Tanzania is leaving the Open Government Partnership (OGP). This was a country lauded by OGP itself to the extent that the initiatives Africa regional meeting was held there, even while its government closed down newspapers. An awkward contradiction. When I spoke to ordinary citizens there, this was a government that had not earned the trust of its people and arguably had no place at the OGP table. The lesson of Tanzania, therefore, is surely that an initiative like OGP has to have red lines, and that the currency of credibility is trust.
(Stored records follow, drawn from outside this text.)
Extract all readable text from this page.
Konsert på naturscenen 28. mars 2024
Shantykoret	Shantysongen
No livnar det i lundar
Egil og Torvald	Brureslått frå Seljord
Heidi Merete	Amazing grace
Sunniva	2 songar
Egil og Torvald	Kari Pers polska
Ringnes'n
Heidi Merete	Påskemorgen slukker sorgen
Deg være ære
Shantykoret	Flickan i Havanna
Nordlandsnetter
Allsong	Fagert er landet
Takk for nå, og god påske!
So what can we learn from this? I would argue that including recalcitrant countries within an initiative that is there to open up government to the people undermines that initiative itself, in turn arguably doing harm to that relationship by creating a form of whitewash that removes incentives for genuine reform. Therefore there should probably be fewer members of OGP but those who remain could inspire others. And there’s always a route back into OGP. Tanzania is in reverse gear but that’s not inevitably the future.

Change is messy

But this isn’t a purist argument either. No government in the world is perfect, as my own in the United Kingdom is so magnificently demonstrating at the moment. It’s fine to have a messy picture. At this meeting in South Africa I remember passionate, fiery but deeply cynical civil society activists lamenting the state of their own governance while OGP’s own Paul Maassen urged them to see OGP as a lever to exert pressure and to hold those elites to account. OGP can be a space for citizen-state contestation with chaos, collision and innovation on both sides. That’s a perspective on power and its one that holds a lot of purchase, so long as there is sufficient civic space for that to happen.

Down with technocracy

At this week’s UN General Assembly Sanjay Pradhan, the CEO of the OGP, released a collection of essays themed on the essential role of trust. At the event EU Commissioner Timmermans, one of the more human of the Brussels political class, talked of citizens demanding their governments to do less talking about openness and more doing about it. As Gov says ‘trust me’ the citizen response is increasingly ‘show me’, he said. That sort of thinking is such a long way forward from the way those in the opengov community used to talk about it. I’m hopeful that the days of fetishising technology, lauding technocracy and placing faith in simplistic ‘feedback loops’ have now been replaced by serious analysis of the messy, contested way in which change in governance actually happens.

Watershed moment?

Because if it has, then Tanzania could be a watershed. Rather than despair at the withdrawal of a country that should probably never been a member because its polity was simply not ready, now could be the time to redouble efforts, but do so with eyes wide open. A lesson of Tanzania is to know what the red lines are: freedom of the press for example. And to apply those red lines. Another, as I was told by Amina in Dar es Salaam, is to measure the right things: like trust. Or legitimacy. Or justice. Not report cards. Nor projects. Nor activities. Trust is intangible, and there’s no app for that.

High stakes

So I hope Tanzania is that watershed. And while some more Governments should be shown the door, we should champion others who are joining OGP right now and those continuing to make real strides. OGP isn’t the be all and end all of everything, and there are other routes to improving governance. The SDGs for example. But it is a barometer of sorts and one worth supporting, not least as the crisis in State legitimacy is now leading us to some very dark places. People who do not trust their political class and feel marginalised reach for extremes. That’s human nature. One extremist now runs the most powerful country in the world. So this is high stakes, and it’s incumbent on us all to pull together.